Flora Süssekind faz considerações relevantes sobre a formação da crítica brasileira moderna ao analisar a crítica literária dos últimos quarenta anos no seu livro Papéis Colados (2003), em que aborda os dois modelos de crítica que irão se contrapor a partir dos anos 1940: a crítica de rodapé e a crítica universitária. A primeira tinha como modelo de crítico o “homem de letras”, do bacharel, até então supervalorizado, que tinha na figura do jornalista que entendia de tudo e com múltiplas funções, do cronista sem especialidade, e cuja reflexão, sob a forma de resenhas, tinha como veículo privilegiado o jornal. O outro modelo de crítica está ligado à “especialização acadêmica”, à crítica ao personalismo, e baseado na pesquisa acadêmica, cujas formas de expressão dominantes seriam o livro e a cátedra, cujos nomes mais significativos da época eram Antonio Candido em São Paulo e Afrânio Coutinho no Rio de Janeiro Esses for-mandos das primeiras turmas das faculdades de Filosofia começaram a impor um novo modelo à crítica literária brasileira, gerando, a partir de meados da década de 1940, uma tensão cada vez mais evidente entre a crítica de rodapé que perdia poder e a crítica acadêmica que ampliava seu domínio e seu prestígio através de uma ponte fundamental: a universidade.
Candido (1980) menciona que a sua geração teve a sorte de ver e observar de perto os artistas e escritores famosos que admirava como Oswald de Andrade, Sérgio Millet, Lasar Segall, Guilherme de Almeida, Tarsila do Amaral, Murilo Mendes, Anita Malfatti, Flávio de Carvalho, Di Cavalcanti, Cassiano Ricardo, Menotti del Picchia, Monteiro Lobato, Caio Prado Júnior, além de Mário de Andrade, é claro. Ele também confirma essa “atitude de acatamento” do grupo Clima em relação à tradição, “uma espécie de respeito pelo passado imediato”:
Essa presença e o respeito pelos recentes movimentos literários, ainda em fase de conquista do público, favoreciam a nossa atitude de acatamento, como escolha do que nos parecia novo e bom. Aliás, o Modernismo nos interessava sobretudo como atitude mental, ao contrário de hoje, quando nos interessa mais como criação de uma linguagem renovadora. (...) E é preciso repetir que para nós o Modernismo abrangia também a geração de 1930, com a qual essas preocupações vieram para primeiro plano. Daí o desejo de seguir, de admirar os que tinham aberto caminho; daí também a opção, como fiador da revista, por Mário de Andrade, em cuja obra era mais patente o ânimo construtivo. (p. 160)

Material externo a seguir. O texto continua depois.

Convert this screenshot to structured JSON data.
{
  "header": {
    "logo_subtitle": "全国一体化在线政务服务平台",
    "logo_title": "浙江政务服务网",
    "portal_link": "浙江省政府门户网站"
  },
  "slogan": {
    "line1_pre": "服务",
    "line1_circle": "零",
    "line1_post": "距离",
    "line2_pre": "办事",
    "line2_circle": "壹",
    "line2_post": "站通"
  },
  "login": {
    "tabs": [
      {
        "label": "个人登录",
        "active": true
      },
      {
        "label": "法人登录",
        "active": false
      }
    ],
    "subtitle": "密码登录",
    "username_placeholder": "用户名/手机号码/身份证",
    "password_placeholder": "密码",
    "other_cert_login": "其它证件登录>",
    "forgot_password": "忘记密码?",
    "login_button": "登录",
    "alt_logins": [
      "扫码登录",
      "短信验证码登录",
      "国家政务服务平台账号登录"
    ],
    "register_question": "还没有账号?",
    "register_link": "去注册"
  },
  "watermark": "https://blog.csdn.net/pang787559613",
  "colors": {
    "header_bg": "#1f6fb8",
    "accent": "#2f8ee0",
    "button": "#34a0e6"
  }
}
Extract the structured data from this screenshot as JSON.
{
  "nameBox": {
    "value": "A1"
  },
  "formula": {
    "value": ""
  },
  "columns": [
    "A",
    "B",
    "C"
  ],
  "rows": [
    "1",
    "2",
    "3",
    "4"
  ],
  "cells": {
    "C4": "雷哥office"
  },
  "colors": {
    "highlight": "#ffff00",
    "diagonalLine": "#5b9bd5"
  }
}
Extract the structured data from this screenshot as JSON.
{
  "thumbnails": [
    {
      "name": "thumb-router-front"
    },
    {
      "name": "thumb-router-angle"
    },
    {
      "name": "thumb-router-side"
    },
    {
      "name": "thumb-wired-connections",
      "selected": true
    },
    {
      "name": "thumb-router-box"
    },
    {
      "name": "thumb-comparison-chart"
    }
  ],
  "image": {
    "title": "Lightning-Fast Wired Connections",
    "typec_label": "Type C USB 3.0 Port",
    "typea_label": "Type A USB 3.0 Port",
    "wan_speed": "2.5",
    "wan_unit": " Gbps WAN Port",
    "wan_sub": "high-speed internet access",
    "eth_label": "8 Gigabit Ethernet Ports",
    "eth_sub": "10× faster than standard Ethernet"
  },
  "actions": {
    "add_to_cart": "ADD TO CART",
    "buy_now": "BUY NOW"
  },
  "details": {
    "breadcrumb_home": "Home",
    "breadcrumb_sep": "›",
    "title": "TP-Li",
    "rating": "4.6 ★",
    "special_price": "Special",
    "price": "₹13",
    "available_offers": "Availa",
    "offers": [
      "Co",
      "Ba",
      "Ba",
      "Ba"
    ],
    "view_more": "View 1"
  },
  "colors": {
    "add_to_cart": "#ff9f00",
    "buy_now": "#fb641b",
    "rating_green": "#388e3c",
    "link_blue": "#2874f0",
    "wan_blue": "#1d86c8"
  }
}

Vale a pena ressaltar, aqui, o trabalho na área de crítica jornalística do escritor e poeta Murilo Mendes (1901-75), contemporâneo de Mário de Andrade, que também colaborou em jornais escrevendo sobre música erudita. Seus textos, editados posteriormente no livro Formação de Discoteca (1993), foram publicados semanalmente no suplemento “Letras e Artes” do jornal carioca A Manhã nos anos 1946 e 47, e tinham como proposta formar uma discoteca de música e escolher as obras mais importantes dos grandes compositores. Suas resenhas eram, de certo modo, críticas de discos ou de obras, porém eram mais longas, descritivas e bastante analíticas. Murilo Mendes buscava, além de informar o leitor, analisar estética e historicamente obras dos grandes mestres. Ao selecionar discos que julgava relevantes, ele propunha um novo modo de escuta para aquelas obras, dando a seus ouvintes a oportunidade de conhecerem obras clássicas através do olhar do crítico, dando à crítica uma função mais educativa, explicativa. No prefácio de Formação de Discoteca, Murilo Marcondes de Moura (1993) afirmou:
O que se vai ler é um ponto de vista artístico, e inevitavelmente parcial. Mas é tal parcialidade, sem sofisma, o que torna os escritos instigantes. O olhar aqui não é convencional, sente-se desobrigado de reverenciar o que é consagrado e pode deter-
se em aspectos muito específicos de obras e compositores. (p. xx)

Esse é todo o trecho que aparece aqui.